Danny Willett begins his journey as a major champion

2016 Masters winner Danny Willett waves during the Green Jacket ceremony after the final round of the Masters Tournament.


Back in December, Chubby Chandler knew how serious Danny Willett was about being a world-class golfer.

“He went to get his blood and sweat tested, just to get better,” said Chandler, who founded ISM sports management agency, of which the new Masters Tournament champion is a client.

“You know when you have someone who wants to be good,” Chandler said Sunday after Willett won the Masters by three shots after trailing Jordan Spieth by five with nine holes to go.

Chander said Willett “goes out and does his thing properly. He lives his life unbelievably well. He deserves everything he gets because he’s meant to be a good player.”

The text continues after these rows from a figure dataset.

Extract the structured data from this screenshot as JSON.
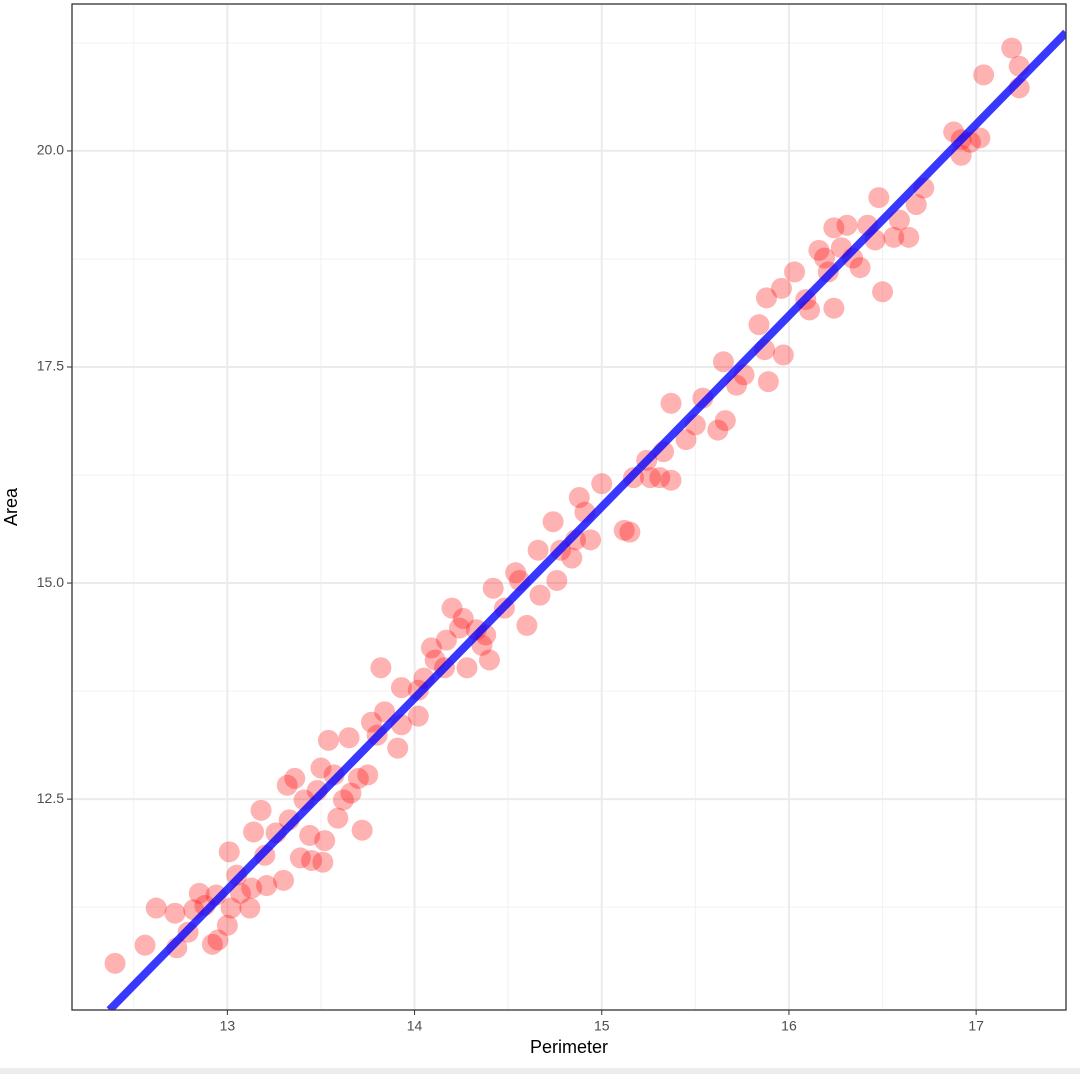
{
  "chart_data": {
    "type": "scatter",
    "x_label": "Perimeter",
    "y_label": "Area",
    "xlim": [
      12.17,
      17.48
    ],
    "ylim": [
      10.06,
      21.7
    ],
    "xticks": [
      13,
      14,
      15,
      16,
      17
    ],
    "yticks": [
      {
        "value": 12.5,
        "label": "12.5"
      },
      {
        "value": 15,
        "label": "15.0"
      },
      {
        "value": 17.5,
        "label": "17.5"
      },
      {
        "value": 20,
        "label": "20.0"
      }
    ],
    "grid": true,
    "color": "#ff0000",
    "opacity": 0.3,
    "x": [
      12.4,
      12.56,
      12.62,
      12.72,
      12.73,
      12.79,
      12.82,
      12.85,
      12.88,
      12.92,
      12.95,
      12.94,
      13.0,
      13.01,
      13.02,
      13.05,
      13.07,
      13.12,
      13.13,
      13.18,
      13.14,
      13.2,
      13.21,
      13.26,
      13.3,
      13.32,
      13.33,
      13.36,
      13.39,
      13.41,
      13.44,
      13.45,
      13.48,
      13.5,
      13.52,
      13.51,
      13.54,
      13.57,
      13.59,
      13.62,
      13.65,
      13.66,
      13.7,
      13.72,
      13.75,
      13.77,
      13.8,
      13.82,
      13.84,
      13.91,
      13.93,
      13.93,
      14.02,
      14.02,
      14.05,
      14.09,
      14.11,
      14.16,
      14.17,
      14.2,
      14.24,
      14.26,
      14.28,
      14.33,
      14.36,
      14.38,
      14.4,
      14.42,
      14.48,
      14.54,
      14.56,
      14.6,
      14.66,
      14.67,
      14.74,
      14.76,
      14.78,
      14.84,
      14.86,
      14.88,
      14.91,
      14.94,
      15.0,
      15.12,
      15.15,
      15.17,
      15.24,
      15.26,
      15.31,
      15.33,
      15.37,
      15.37,
      15.45,
      15.5,
      15.54,
      15.62,
      15.65,
      15.66,
      15.72,
      15.76,
      15.84,
      15.87,
      15.89,
      15.88,
      15.97,
      15.96,
      16.03,
      16.09,
      16.11,
      16.16,
      16.19,
      16.21,
      16.24,
      16.24,
      16.28,
      16.31,
      16.34,
      16.38,
      16.42,
      16.46,
      16.48,
      16.5,
      16.56,
      16.59,
      16.64,
      16.68,
      16.72,
      16.88,
      16.92,
      16.92,
      16.97,
      17.02,
      17.04,
      17.19,
      17.23,
      17.23
    ],
    "values": [
      10.6,
      10.81,
      11.24,
      11.18,
      10.78,
      10.96,
      11.22,
      11.41,
      11.27,
      10.82,
      10.87,
      11.39,
      11.04,
      11.89,
      11.24,
      11.62,
      11.41,
      11.24,
      11.47,
      12.37,
      12.12,
      11.85,
      11.5,
      12.11,
      11.56,
      12.66,
      12.26,
      12.74,
      11.82,
      12.49,
      12.08,
      11.79,
      12.6,
      12.86,
      12.02,
      11.77,
      13.18,
      12.78,
      12.28,
      12.49,
      13.21,
      12.57,
      12.74,
      12.14,
      12.78,
      13.39,
      13.24,
      14.02,
      13.51,
      13.09,
      13.79,
      13.36,
      13.46,
      13.76,
      13.9,
      14.25,
      14.11,
      14.02,
      14.34,
      14.71,
      14.48,
      14.59,
      14.02,
      14.46,
      14.28,
      14.4,
      14.11,
      14.94,
      14.71,
      15.12,
      15.03,
      14.51,
      15.38,
      14.86,
      15.71,
      15.03,
      15.38,
      15.29,
      15.5,
      15.99,
      15.82,
      15.5,
      16.15,
      15.61,
      15.59,
      16.22,
      16.42,
      16.22,
      16.22,
      16.52,
      16.19,
      17.08,
      16.66,
      16.83,
      17.14,
      16.77,
      17.56,
      16.88,
      17.29,
      17.41,
      17.99,
      17.7,
      17.33,
      18.3,
      17.64,
      18.41,
      18.6,
      18.28,
      18.16,
      18.85,
      18.76,
      18.6,
      18.18,
      19.11,
      18.88,
      19.14,
      18.76,
      18.65,
      19.14,
      18.97,
      19.46,
      18.37,
      19.0,
      19.2,
      19.0,
      19.38,
      19.57,
      20.22,
      19.95,
      20.13,
      20.1,
      20.15,
      20.88,
      21.19,
      20.73,
      20.98
    ],
    "trend": {
      "color": "#0000ff",
      "x": [
        12.37,
        17.48
      ],
      "values": [
        10.06,
        21.37
      ]
    }
  }
}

Willett agreed that “there’s a lot of hard work that goes on behind the scenes, and it’s the things that a regular person doesn’t really see. They don’t see the work you put in, not just on the golf course but off it with certain aspects – gym, nutrition, all these things.”

There’s even more on Willett’s plate now with the birth of his first child, Zach, 13 days ago.

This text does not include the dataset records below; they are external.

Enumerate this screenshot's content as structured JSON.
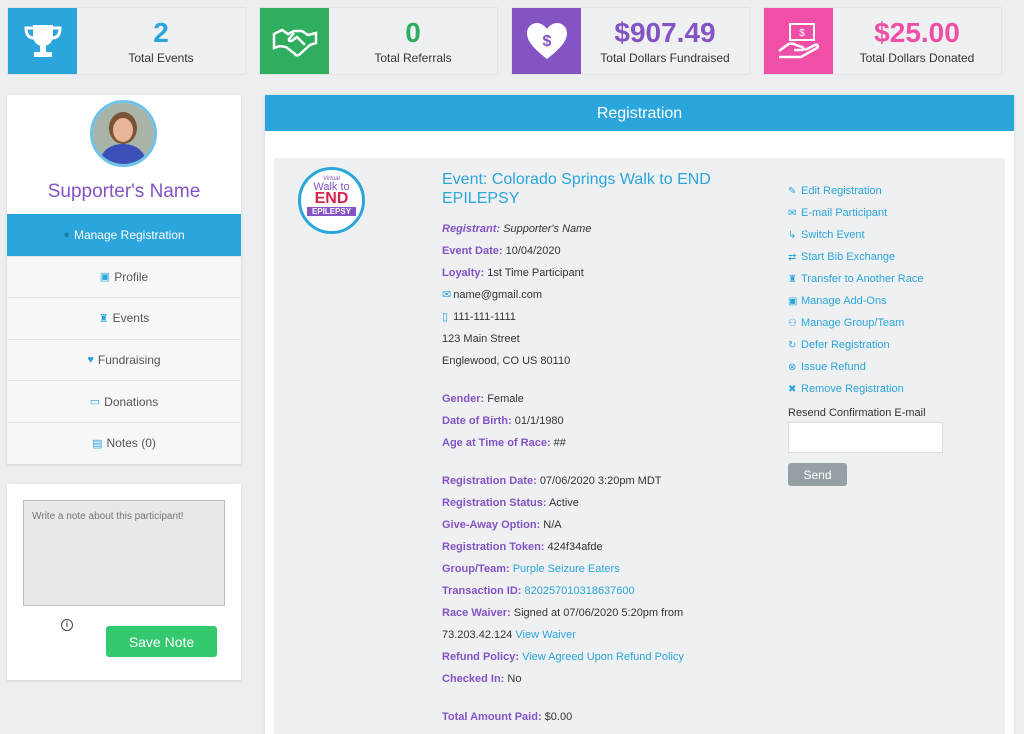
{
  "stats": [
    {
      "value": "2",
      "label": "Total Events",
      "color": "#2ba6dc",
      "icon": "trophy-icon"
    },
    {
      "value": "0",
      "label": "Total Referrals",
      "color": "#2eae5e",
      "icon": "handshake-icon"
    },
    {
      "value": "$907.49",
      "label": "Total Dollars Fundraised",
      "color": "#8453c4",
      "icon": "heart-dollar-icon"
    },
    {
      "value": "$25.00",
      "label": "Total Dollars Donated",
      "color": "#ef4fa6",
      "icon": "hand-money-icon"
    }
  ],
  "sidebar": {
    "name": "Supporter's Name",
    "menu": [
      {
        "label": "Manage Registration",
        "icon": "user-icon"
      },
      {
        "label": "Profile",
        "icon": "id-card-icon"
      },
      {
        "label": "Events",
        "icon": "trophy-icon"
      },
      {
        "label": "Fundraising",
        "icon": "heart-icon"
      },
      {
        "label": "Donations",
        "icon": "money-icon"
      },
      {
        "label": "Notes (0)",
        "icon": "note-icon"
      }
    ]
  },
  "note": {
    "placeholder": "Write a note about this participant!",
    "save_label": "Save Note"
  },
  "registration": {
    "header": "Registration",
    "logo": {
      "l1": "Virtual",
      "l2": "Walk to",
      "l3": "END",
      "l4": "EPILEPSY"
    },
    "event_title": "Event: Colorado Springs Walk to END EPILEPSY",
    "registrant_label": "Registrant:",
    "registrant": "Supporter's Name",
    "event_date_label": "Event Date:",
    "event_date": "10/04/2020",
    "loyalty_label": "Loyalty:",
    "loyalty": "1st Time Participant",
    "email": "name@gmail.com",
    "phone": "111-111-1111",
    "address1": "123 Main Street",
    "address2": "Englewood, CO US 80110",
    "gender_label": "Gender:",
    "gender": "Female",
    "dob_label": "Date of Birth:",
    "dob": "01/1/1980",
    "age_label": "Age at Time of Race:",
    "age": "##",
    "reg_date_label": "Registration Date:",
    "reg_date": "07/06/2020 3:20pm MDT",
    "status_label": "Registration Status:",
    "status": "Active",
    "giveaway_label": "Give-Away Option:",
    "giveaway": "N/A",
    "token_label": "Registration Token:",
    "token": "424f34afde",
    "group_label": "Group/Team:",
    "group": "Purple Seizure Eaters",
    "txn_label": "Transaction ID:",
    "txn": "820257010318637600",
    "waiver_label": "Race Waiver:",
    "waiver": "Signed at 07/06/2020 5:20pm from",
    "waiver_ip": "73.203.42.124",
    "waiver_link": "View Waiver",
    "refund_label": "Refund Policy:",
    "refund_link": "View Agreed Upon Refund Policy",
    "checked_label": "Checked In:",
    "checked": "No",
    "total_label": "Total Amount Paid:",
    "total": "$0.00"
  },
  "actions": [
    {
      "label": "Edit Registration",
      "icon": "edit-icon",
      "glyph": "✎"
    },
    {
      "label": "E-mail Participant",
      "icon": "email-icon",
      "glyph": "✉"
    },
    {
      "label": "Switch Event",
      "icon": "switch-icon",
      "glyph": "↳"
    },
    {
      "label": "Start Bib Exchange",
      "icon": "exchange-icon",
      "glyph": "⇄"
    },
    {
      "label": "Transfer to Another Race",
      "icon": "trophy-icon",
      "glyph": "♜"
    },
    {
      "label": "Manage Add-Ons",
      "icon": "gift-icon",
      "glyph": "▣"
    },
    {
      "label": "Manage Group/Team",
      "icon": "group-icon",
      "glyph": "⚇"
    },
    {
      "label": "Defer Registration",
      "icon": "refresh-icon",
      "glyph": "↻"
    },
    {
      "label": "Issue Refund",
      "icon": "cancel-circle-icon",
      "glyph": "⊗"
    },
    {
      "label": "Remove Registration",
      "icon": "user-remove-icon",
      "glyph": "✖"
    }
  ],
  "resend": {
    "label": "Resend Confirmation E-mail",
    "send_label": "Send"
  }
}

“It’s all good and well practicing for 12 hours a day, but I don’t think that’s going to get you many brownie points if you’ve got to do the dishes, change the little one’s nappie and do other things like that,” Willett said. “Time management, weighing everything up and making sure that you’re not only trying to be a great golfer, but you’re trying to be a great person, husband, father, all that stuff as well.”

With Zach too young to travel, new mom Nicole stayed home with the newborn during the Masters.

She watched as her husband opened with rounds of 70-74-72 while playing in a brutal prevailing northwest wind that gusted to 35 mph at times.

Then, in a relatively calm final round, Willett tied for the day’s low round with 5-under-par 67, making birdies on five of his final 13 holes while playing a bogey-free round. That included clutch birdies on Nos. 14 and 16 after Spieth had imploded with a quadruple-bogey 7 on No. 12 and Willett, who was three groups in front of Spieth on the course, had taken the lead.

“Danny played really well, controlled his nerves,” said Willett’s final-round playing partner Lee Westwood, who shot 69 to tie for second place with Spieth, who had 73.

Chandler calls the Masters victory the “start of the journey” for Willett, vowing that Willett won’t be distracted by the fact he’s now a major champion. “He knows what he’s trying to do,” Chandler said.

It helped that Willett was paired in the final round with fellow Englishman Westwood, who is also a ISM client.

“I’ve played a lot with Lee over the last couple of years since joining ISM,” Willett said. “One of the things I think they have helped me do is obviously play with the likes of Lee and Darren (Clarke) and be comfortable playing around such great players. I couldn’t have asked for a better pairing, really, for a Sunday in a major when you’re both in contention.”

Willett and Westwood headed a British Invasion in the 80th Masters. Fellow Brits in the top 10 were Paul Casey (tied for fourth), Matthew Fitzpatrick (tied for seventh after a final-round 67) and Justin Rose (tied for 10th).

Willett, 28, and Fitz­patrick, 21, were both born in Shef­field, a city in Yorkshire, Eng­land. West­wood, 42, is also a Yorkshireman.
“Those are two young players who are going to be proper players,” Chandler said.

Chandler called the showing “great for the European Tour, great for English golf, great for Danny Willett and great for Yorkshire, too. We’ve got a lot of York­shiremen and they’re all pretty good. What a day we had.”

Willett’s victory was the first by a European since Spain’s Jose Maria Olazabal won in 1999, and the first by an Englishman since Nick Faldo in 1996. At the time, Olazabal’s victory made it 11 European winners in the previous 19 Masters, starting with Spain’s Seve Ballesteros in 1980.

“Hopefully we’ll start seeing European winners again,” said Westwood, who has three top-three finishes in the Masters.